It's been a good year for me and my love of difficult, contemplative cinema. First there was The Tree of Life and over the weekend I saw The Mill and the Cross by Polish director Lech Majewski. Art historian and critic Michael Francis Gibson had originally asked Majewski to shoot a documentary about Pieter Bruegel's 1564 work The Procession to Calvary but the director did one better by creating a narrative film that explores Brugel's motivations and takes the viewer inside the painting thanks to some imaginative green screen work.
The Mill and the Cross stars Rutger Hauer as Bruegel, the 16th century Flemish painter. As the film opens the painter is wandering an unreal rural landscape with Nicholas Jonghelinck, his patron as played by Michael York. Bruegel discusses his plans for a new painting and the camera pulls back allowing us to see them wandering the landscape of The Procession to Calvary. (For a look at the painting, see here.)
"My painting will tell many stories," the artist tells us. "It should be large enough to hold everything." At the center is a crucifixion but it is off in the distance and thusly small from the viewer's perspective. Furthermore, the man is ignored by most of the people in the painting who simply go about their lives. He will place a mill high atop a small promontory because it will be the miller, he who grinds "out the bread of life and destiny," that shall look down upon the scene instead of God gazing down from the clouds. On the left we see a town encircled by wall – the Wheel of Life. Also on that side is a tree – the Tree of Life. The sky overhead is bright and sunny. On the right we have a gloomy sky and beneath it is a circle of people – the Wheel of Death. A Catherine wheel stands in for the Tree of Death. And there is a Christ figure in the center of the painting bearing his cross and ignored.
There is very little dialogue here. Bruegel outlines his painting, Jonghelinck laments the cruelty of their Spanish overlords, and Charlotte Rampling as Mary ponders the fate of her son. We are left to cull meaning from watching the people that populate Brugel's work live their lives. Two men fell a tree in the woods. A woman with a basket on her head wanders the countryside only to be groped by a lecherous man enjoying the music of a roving musician. In another scene, a young couple finishes breakfast and then loads a calf into a large basket on a sled which they drag out onto the plain. The man is then rounded up by Spanish soldiers clad in crimson and is handed his fate atop that Catherine wheel set on the tree that those men felled. An old couple awaken and, after breaking his fast, the man kicks at a younger man sleeping on the floor who stirs and gets up. He, in turn, walks up a seemingly interminable flight of stairs and sets the mill in motion. In several scenes, the old miller looks at the gears of his machine with pride like God admiring his own handiwork on Earth.

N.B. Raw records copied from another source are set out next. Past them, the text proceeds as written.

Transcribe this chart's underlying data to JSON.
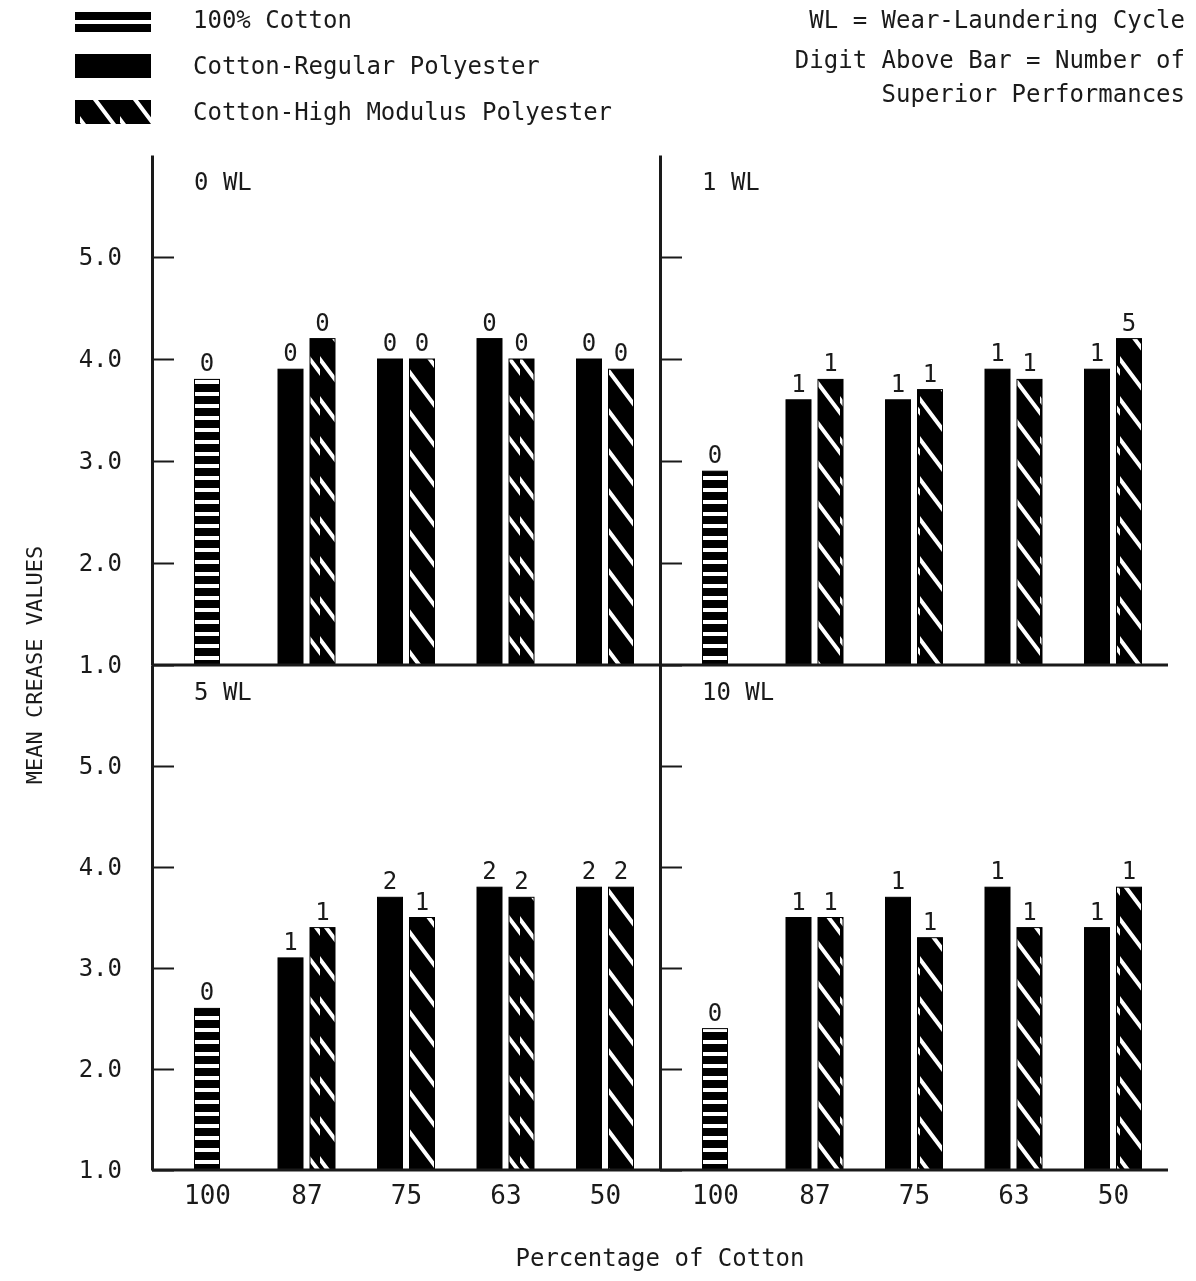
{
  "chart_data": [
    {
      "type": "bar",
      "title": "0 WL",
      "ylabel": "MEAN CREASE VALUES",
      "legend": "top left",
      "tick_labels": "y",
      "categories": [
        "100",
        "87",
        "75",
        "63",
        "50"
      ],
      "ylim": [
        1,
        6
      ],
      "yticks": [
        {
          "value": 1,
          "label": "1.0"
        },
        {
          "value": 2,
          "label": "2.0"
        },
        {
          "value": 3,
          "label": "3.0"
        },
        {
          "value": 4,
          "label": "4.0"
        },
        {
          "value": 5,
          "label": "5.0"
        }
      ],
      "annotations": [
        "WL = Wear-Laundering Cycle",
        "Digit Above Bar = Number of Superior Performances",
        {
          "text": "0",
          "x": "100",
          "y": 3.8
        },
        {
          "text": "0",
          "x": "87",
          "y": 3.9
        },
        {
          "text": "0",
          "x": "87",
          "y": 4.2
        },
        {
          "text": "0",
          "x": "75",
          "y": 4.0
        },
        {
          "text": "0",
          "x": "75",
          "y": 4.0
        },
        {
          "text": "0",
          "x": "63",
          "y": 4.2
        },
        {
          "text": "0",
          "x": "63",
          "y": 4.0
        },
        {
          "text": "0",
          "x": "50",
          "y": 4.0
        },
        {
          "text": "0",
          "x": "50",
          "y": 3.9
        }
      ],
      "series": [
        {
          "name": "100% Cotton",
          "color": "#000000",
          "values": [
            3.8,
            null,
            null,
            null,
            null
          ]
        },
        {
          "name": "Cotton-Regular Polyester",
          "color": "#000000",
          "values": [
            null,
            3.9,
            4.0,
            4.2,
            4.0
          ]
        },
        {
          "name": "Cotton-High Modulus Polyester",
          "color": "#000000",
          "values": [
            null,
            4.2,
            4.0,
            4.0,
            3.9
          ]
        }
      ]
    },
    {
      "type": "bar",
      "title": "1 WL",
      "tick_labels": false,
      "categories": [
        "100",
        "87",
        "75",
        "63",
        "50"
      ],
      "ylim": [
        1,
        6
      ],
      "yticks": [
        {
          "value": 1,
          "label": null
        },
        {
          "value": 2,
          "label": null
        },
        {
          "value": 3,
          "label": null
        },
        {
          "value": 4,
          "label": null
        },
        {
          "value": 5,
          "label": null
        }
      ],
      "annotations": [
        {
          "text": "0",
          "x": "100",
          "y": 2.9
        },
        {
          "text": "1",
          "x": "87",
          "y": 3.6
        },
        {
          "text": "1",
          "x": "87",
          "y": 3.8
        },
        {
          "text": "1",
          "x": "75",
          "y": 3.6
        },
        {
          "text": "1",
          "x": "75",
          "y": 3.7
        },
        {
          "text": "1",
          "x": "63",
          "y": 3.9
        },
        {
          "text": "1",
          "x": "63",
          "y": 3.8
        },
        {
          "text": "1",
          "x": "50",
          "y": 3.9
        },
        {
          "text": "5",
          "x": "50",
          "y": 4.2
        }
      ],
      "series": [
        {
          "color": "#000000",
          "values": [
            2.9,
            null,
            null,
            null,
            null
          ]
        },
        {
          "color": "#000000",
          "values": [
            null,
            3.6,
            3.6,
            3.9,
            3.9
          ]
        },
        {
          "color": "#000000",
          "values": [
            null,
            3.8,
            3.7,
            3.8,
            4.2
          ]
        }
      ]
    },
    {
      "type": "bar",
      "title": "5 WL",
      "xlabel": "Percentage of Cotton",
      "categories": [
        "100",
        "87",
        "75",
        "63",
        "50"
      ],
      "ylim": [
        1,
        6
      ],
      "yticks": [
        {
          "value": 1,
          "label": "1.0"
        },
        {
          "value": 2,
          "label": "2.0"
        },
        {
          "value": 3,
          "label": "3.0"
        },
        {
          "value": 4,
          "label": "4.0"
        },
        {
          "value": 5,
          "label": "5.0"
        }
      ],
      "annotations": [
        {
          "text": "0",
          "x": "100",
          "y": 2.6
        },
        {
          "text": "1",
          "x": "87",
          "y": 3.1
        },
        {
          "text": "1",
          "x": "87",
          "y": 3.4
        },
        {
          "text": "2",
          "x": "75",
          "y": 3.7
        },
        {
          "text": "1",
          "x": "75",
          "y": 3.5
        },
        {
          "text": "2",
          "x": "63",
          "y": 3.8
        },
        {
          "text": "2",
          "x": "63",
          "y": 3.7
        },
        {
          "text": "2",
          "x": "50",
          "y": 3.8
        },
        {
          "text": "2",
          "x": "50",
          "y": 3.8
        }
      ],
      "series": [
        {
          "color": "#000000",
          "values": [
            2.6,
            null,
            null,
            null,
            null
          ]
        },
        {
          "color": "#000000",
          "values": [
            null,
            3.1,
            3.7,
            3.8,
            3.8
          ]
        },
        {
          "color": "#000000",
          "values": [
            null,
            3.4,
            3.5,
            3.7,
            3.8
          ]
        }
      ]
    },
    {
      "type": "bar",
      "title": "10 WL",
      "tick_labels": "x",
      "categories": [
        "100",
        "87",
        "75",
        "63",
        "50"
      ],
      "ylim": [
        1,
        6
      ],
      "yticks": [
        {
          "value": 1,
          "label": null
        },
        {
          "value": 2,
          "label": null
        },
        {
          "value": 3,
          "label": null
        },
        {
          "value": 4,
          "label": null
        },
        {
          "value": 5,
          "label": null
        }
      ],
      "annotations": [
        {
          "text": "0",
          "x": "100",
          "y": 2.4
        },
        {
          "text": "1",
          "x": "87",
          "y": 3.5
        },
        {
          "text": "1",
          "x": "87",
          "y": 3.5
        },
        {
          "text": "1",
          "x": "75",
          "y": 3.7
        },
        {
          "text": "1",
          "x": "75",
          "y": 3.3
        },
        {
          "text": "1",
          "x": "63",
          "y": 3.8
        },
        {
          "text": "1",
          "x": "63",
          "y": 3.4
        },
        {
          "text": "1",
          "x": "50",
          "y": 3.4
        },
        {
          "text": "1",
          "x": "50",
          "y": 3.8
        }
      ],
      "series": [
        {
          "color": "#000000",
          "values": [
            2.4,
            null,
            null,
            null,
            null
          ]
        },
        {
          "color": "#000000",
          "values": [
            null,
            3.5,
            3.7,
            3.8,
            3.4
          ]
        },
        {
          "color": "#000000",
          "values": [
            null,
            3.5,
            3.3,
            3.4,
            3.8
          ]
        }
      ]
    }
  ]
}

Majewski deftly blurs the line between Bruegel's world and the world of his painting. When he wanders the painting sketching out his ideas, it's easy to say the latter. But when our painter wakes up one morning, he goes into the bedroom where most of his children are sleeping to grab his papers. Outside the window is the mill but it is the depiction of it from his painting. After this, that mill seems to be just off in the distance from every window and doorway. What is Flanders and what is Bruegel's imagination?
The film seemed to me to be ambivalent thematically or, at least, I had trouble making the images conform to any single idea. On the one hand, there is the cruelty. In addition to the man who has his flesh picked at by ravens atop the Catherine wheel, we also witness a woman being buried alive for heresy. And there's the Christ figure hounded by the Spaniards who carries his cross into the center of the painting. On the other hand, there is tenderness such as when a child suckles at its mother's breast. Plus the film is not hesitant when it comes to mirth. When Bruegel leaves that room with his papers, 3 or 4 children erupt from a mass of blankets and pillows on the bed and begin playing. Musicians perform and people dance. There are many stories here. And, high above, the miller alternately watches the gears of his mill churn like the Wheel of Fortune and gazes down on the scene.
The ending of the The Mill and the Cross only served to reinforce the ambivalence in my mind. We watch as throngs of people on a hillside dance to music in a circle. It is an ostensibly joyous occasion until you realize that this is the Wheel of Death that Bruegel noted would appear in his painting.
Bruegel's painting may have been devotional in however an unconventional way for his time, but Majewski seems to use religion as a lens to focus more earthly concerns. At one point, the miller stops the scene below him. People and horses come to a stop in mid-motion. But it was Brugel who gave him the signal to do so. And take that last scene. The Wheel of Death is comprised of joyful people dancing. What does that say about us?